I find (& I'm generalising here) that those who don't like the OMW/TB/Barrow Downs episode don't like Tolkien's constant 'digressions' into M-e history, & also tend to skip the poems as unnecessary too (& all that description of landscape!- Why didn't Tolkien just tell the story?- a decent editor could have trimmed the whole thing down to about 250 pages & it would have been much better for it, etc, etc.).

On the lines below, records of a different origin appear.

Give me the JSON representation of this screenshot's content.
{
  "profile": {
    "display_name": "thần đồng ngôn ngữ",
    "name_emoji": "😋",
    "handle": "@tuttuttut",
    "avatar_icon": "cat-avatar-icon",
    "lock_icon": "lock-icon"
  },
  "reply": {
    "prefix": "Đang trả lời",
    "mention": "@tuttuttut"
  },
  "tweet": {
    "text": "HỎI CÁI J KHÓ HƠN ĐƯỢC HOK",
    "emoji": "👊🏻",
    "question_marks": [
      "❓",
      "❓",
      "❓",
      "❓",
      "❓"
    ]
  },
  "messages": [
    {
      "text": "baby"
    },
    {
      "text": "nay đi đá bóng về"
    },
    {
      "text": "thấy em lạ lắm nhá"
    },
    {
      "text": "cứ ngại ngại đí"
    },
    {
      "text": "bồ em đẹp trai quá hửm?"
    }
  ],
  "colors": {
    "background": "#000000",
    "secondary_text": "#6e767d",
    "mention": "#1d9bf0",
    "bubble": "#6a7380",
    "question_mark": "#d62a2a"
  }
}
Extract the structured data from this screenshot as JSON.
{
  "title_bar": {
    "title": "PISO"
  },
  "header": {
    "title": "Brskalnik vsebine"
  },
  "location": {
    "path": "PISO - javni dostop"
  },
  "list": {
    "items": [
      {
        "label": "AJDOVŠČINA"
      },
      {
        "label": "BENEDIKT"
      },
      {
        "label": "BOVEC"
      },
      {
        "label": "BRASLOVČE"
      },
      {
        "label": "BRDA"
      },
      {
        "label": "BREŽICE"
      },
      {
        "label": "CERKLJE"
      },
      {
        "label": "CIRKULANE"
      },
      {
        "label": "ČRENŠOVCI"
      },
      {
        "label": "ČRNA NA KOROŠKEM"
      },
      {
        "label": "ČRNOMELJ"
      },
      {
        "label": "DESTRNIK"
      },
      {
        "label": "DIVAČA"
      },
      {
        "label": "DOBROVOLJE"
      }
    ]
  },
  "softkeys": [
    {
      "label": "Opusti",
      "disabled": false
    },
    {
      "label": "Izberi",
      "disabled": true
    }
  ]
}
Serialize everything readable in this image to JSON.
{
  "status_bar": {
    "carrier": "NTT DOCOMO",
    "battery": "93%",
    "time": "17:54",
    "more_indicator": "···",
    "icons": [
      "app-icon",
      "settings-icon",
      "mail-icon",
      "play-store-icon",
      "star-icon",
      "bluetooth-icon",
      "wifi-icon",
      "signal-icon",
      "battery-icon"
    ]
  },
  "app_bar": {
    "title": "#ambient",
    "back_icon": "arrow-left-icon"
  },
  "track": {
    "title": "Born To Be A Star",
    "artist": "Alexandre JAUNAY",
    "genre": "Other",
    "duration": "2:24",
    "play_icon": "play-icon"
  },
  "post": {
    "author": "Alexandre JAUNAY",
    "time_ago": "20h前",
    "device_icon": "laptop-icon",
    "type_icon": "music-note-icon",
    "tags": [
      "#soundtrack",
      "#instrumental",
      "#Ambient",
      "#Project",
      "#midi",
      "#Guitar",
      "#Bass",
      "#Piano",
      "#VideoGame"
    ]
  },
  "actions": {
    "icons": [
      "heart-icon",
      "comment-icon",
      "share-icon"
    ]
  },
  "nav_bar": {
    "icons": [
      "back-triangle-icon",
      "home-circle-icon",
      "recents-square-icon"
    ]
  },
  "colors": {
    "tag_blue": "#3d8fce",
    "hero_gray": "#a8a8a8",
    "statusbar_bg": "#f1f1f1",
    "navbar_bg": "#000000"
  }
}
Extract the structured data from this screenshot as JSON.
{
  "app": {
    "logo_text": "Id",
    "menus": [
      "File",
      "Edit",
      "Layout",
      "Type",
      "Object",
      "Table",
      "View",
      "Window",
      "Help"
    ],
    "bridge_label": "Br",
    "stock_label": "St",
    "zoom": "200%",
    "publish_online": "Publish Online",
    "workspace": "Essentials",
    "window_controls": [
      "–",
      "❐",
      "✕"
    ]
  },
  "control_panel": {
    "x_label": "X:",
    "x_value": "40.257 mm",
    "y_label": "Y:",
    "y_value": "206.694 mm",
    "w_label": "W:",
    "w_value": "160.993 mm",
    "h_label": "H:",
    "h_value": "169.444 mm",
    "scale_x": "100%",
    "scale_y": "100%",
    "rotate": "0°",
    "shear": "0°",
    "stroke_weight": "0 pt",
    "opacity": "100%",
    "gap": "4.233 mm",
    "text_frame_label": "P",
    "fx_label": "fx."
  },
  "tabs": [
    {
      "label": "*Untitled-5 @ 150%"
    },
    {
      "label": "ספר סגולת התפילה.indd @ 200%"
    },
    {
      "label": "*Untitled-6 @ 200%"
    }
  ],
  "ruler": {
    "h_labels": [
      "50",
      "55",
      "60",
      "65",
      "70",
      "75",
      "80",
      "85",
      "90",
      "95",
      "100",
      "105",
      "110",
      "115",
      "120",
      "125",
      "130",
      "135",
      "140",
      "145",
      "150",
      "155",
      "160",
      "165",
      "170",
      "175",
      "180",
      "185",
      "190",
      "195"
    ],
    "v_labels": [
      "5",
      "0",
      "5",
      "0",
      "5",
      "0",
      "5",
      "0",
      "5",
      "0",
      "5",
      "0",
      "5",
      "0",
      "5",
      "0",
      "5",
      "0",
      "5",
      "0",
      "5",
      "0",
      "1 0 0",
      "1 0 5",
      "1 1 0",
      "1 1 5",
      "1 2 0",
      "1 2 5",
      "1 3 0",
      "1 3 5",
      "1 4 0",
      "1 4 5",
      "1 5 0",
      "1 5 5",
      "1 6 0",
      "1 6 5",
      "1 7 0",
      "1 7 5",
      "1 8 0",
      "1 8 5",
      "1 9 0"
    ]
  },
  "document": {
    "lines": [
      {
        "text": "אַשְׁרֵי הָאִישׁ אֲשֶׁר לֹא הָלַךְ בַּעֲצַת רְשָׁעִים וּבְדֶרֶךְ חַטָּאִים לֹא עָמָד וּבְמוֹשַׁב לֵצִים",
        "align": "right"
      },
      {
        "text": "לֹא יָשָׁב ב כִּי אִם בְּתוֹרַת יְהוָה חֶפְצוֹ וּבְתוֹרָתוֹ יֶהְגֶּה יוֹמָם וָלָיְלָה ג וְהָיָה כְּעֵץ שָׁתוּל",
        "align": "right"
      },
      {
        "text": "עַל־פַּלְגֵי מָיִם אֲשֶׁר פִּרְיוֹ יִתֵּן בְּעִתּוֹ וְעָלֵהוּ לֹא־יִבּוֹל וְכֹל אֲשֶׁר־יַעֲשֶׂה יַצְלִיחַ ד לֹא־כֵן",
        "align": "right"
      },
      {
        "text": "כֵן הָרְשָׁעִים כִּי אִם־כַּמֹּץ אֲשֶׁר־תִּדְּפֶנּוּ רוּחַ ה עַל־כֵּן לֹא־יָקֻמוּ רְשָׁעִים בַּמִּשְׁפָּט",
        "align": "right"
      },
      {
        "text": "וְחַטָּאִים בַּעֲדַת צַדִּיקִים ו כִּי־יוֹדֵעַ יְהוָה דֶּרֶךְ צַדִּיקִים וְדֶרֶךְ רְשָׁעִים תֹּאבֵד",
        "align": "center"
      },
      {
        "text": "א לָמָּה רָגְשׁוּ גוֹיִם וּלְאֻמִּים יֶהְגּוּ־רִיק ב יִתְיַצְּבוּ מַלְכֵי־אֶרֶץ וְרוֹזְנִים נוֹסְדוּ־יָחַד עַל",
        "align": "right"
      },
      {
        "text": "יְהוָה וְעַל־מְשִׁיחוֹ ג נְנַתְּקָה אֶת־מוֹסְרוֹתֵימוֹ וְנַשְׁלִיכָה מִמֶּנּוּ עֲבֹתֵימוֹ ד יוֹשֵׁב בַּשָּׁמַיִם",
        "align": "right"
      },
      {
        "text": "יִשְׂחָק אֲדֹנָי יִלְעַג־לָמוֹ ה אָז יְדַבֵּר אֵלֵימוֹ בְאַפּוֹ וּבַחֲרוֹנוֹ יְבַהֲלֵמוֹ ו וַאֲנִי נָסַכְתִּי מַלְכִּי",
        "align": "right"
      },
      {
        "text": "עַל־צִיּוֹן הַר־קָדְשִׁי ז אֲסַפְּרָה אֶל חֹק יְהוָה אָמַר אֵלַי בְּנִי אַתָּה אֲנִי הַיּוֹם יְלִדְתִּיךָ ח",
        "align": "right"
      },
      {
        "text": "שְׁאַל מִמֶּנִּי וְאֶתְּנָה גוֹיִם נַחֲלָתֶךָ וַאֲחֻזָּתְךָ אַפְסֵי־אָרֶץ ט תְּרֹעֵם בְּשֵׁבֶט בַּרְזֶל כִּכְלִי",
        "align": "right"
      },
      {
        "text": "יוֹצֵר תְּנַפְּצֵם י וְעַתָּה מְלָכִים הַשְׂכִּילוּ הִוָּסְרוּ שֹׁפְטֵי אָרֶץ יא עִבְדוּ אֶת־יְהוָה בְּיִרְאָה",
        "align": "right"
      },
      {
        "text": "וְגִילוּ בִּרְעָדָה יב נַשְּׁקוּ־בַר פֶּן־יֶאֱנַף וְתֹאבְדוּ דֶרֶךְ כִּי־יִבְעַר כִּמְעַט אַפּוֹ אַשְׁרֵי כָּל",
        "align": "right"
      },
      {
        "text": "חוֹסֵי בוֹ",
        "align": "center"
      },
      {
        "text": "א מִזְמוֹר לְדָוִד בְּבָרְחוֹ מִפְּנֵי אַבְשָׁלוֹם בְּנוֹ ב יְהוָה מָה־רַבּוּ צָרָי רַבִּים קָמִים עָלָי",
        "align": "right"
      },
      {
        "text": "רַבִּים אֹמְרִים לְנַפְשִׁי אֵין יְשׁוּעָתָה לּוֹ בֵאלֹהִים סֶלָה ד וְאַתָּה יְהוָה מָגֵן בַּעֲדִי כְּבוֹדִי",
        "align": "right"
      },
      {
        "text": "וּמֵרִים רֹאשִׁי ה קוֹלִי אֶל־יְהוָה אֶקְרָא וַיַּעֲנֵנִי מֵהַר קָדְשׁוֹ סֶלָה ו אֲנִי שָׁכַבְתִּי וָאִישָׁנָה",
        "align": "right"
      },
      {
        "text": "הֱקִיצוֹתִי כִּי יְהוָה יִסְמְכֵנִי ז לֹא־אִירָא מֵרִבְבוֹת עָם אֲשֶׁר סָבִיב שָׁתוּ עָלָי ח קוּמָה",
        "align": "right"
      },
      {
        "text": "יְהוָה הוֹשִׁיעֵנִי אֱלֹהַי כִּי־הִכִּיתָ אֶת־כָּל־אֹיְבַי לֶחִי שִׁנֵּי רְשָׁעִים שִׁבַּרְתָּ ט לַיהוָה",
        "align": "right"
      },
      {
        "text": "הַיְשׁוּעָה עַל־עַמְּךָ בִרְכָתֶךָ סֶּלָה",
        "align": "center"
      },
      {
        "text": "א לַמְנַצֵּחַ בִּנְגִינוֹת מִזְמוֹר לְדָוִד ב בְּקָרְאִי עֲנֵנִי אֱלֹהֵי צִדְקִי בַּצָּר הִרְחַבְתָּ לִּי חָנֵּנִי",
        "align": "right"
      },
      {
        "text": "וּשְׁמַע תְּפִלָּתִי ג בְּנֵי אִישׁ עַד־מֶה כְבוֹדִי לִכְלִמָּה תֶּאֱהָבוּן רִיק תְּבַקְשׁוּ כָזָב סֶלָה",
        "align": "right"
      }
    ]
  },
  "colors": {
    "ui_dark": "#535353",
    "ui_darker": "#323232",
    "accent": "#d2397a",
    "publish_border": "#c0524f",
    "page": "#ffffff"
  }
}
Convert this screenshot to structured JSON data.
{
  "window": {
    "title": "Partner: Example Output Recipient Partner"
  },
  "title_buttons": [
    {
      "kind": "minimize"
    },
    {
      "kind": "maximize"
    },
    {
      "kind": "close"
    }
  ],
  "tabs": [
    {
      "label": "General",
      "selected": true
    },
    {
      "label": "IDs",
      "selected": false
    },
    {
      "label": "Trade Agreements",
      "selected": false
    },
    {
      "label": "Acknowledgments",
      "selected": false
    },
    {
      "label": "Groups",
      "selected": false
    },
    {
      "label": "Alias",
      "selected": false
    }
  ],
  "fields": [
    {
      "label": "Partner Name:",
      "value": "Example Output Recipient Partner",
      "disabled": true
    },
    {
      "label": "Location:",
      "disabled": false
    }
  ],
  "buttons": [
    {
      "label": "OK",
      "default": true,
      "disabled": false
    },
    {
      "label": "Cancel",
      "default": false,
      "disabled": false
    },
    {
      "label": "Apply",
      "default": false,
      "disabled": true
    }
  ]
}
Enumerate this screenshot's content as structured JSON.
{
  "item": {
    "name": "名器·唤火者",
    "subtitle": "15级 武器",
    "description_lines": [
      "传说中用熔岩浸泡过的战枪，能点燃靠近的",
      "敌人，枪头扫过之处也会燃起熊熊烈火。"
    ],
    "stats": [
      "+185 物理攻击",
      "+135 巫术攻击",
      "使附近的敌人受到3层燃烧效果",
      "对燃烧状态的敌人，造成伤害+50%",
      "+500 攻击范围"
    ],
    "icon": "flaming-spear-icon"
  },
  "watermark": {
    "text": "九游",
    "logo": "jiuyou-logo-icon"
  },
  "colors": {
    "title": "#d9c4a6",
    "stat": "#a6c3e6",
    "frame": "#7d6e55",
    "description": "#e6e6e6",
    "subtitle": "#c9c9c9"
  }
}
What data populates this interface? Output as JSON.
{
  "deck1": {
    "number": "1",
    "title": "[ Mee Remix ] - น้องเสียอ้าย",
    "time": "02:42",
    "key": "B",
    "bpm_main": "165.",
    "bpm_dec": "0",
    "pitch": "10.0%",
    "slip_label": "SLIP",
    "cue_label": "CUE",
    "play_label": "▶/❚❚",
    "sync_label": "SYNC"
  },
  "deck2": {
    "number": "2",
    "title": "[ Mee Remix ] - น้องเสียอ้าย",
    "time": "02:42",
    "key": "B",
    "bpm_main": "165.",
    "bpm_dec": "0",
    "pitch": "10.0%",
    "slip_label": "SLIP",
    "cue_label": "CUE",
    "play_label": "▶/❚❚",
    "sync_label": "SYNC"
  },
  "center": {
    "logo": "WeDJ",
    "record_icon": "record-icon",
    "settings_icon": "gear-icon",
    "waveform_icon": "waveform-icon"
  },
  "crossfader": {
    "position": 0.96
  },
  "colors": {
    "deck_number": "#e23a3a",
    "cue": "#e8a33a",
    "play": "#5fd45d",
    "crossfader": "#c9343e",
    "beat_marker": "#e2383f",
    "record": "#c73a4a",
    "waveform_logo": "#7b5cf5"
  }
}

This little 'argument' can never be won because its all down to personal taste. For myself, the whole Old Forest, Bombadil, Barrow Downs episode is one of my favourite parts of LotR, & the book would be much, much less without it. I love the strange 'familiarity' (or familiar 'strangeness') of the whole sequence. If the Shire is a depiction of rural England around the time of (Queen Victoria's) Diamond Jubilee, as Tolkien stated, the Old Forest/Downs episode is a perfect depiction of an older, wilder England. I'd also venture to say that without those three chapters of LotR we may never have got Smith of Wooton Major. Both could be seen (on one level) as meditations on/explorations of England's Fairyland, & the Old Forest/Barrow Downs episode must be included, because of its (far more so than the Shire) quintesential 'Englishness'.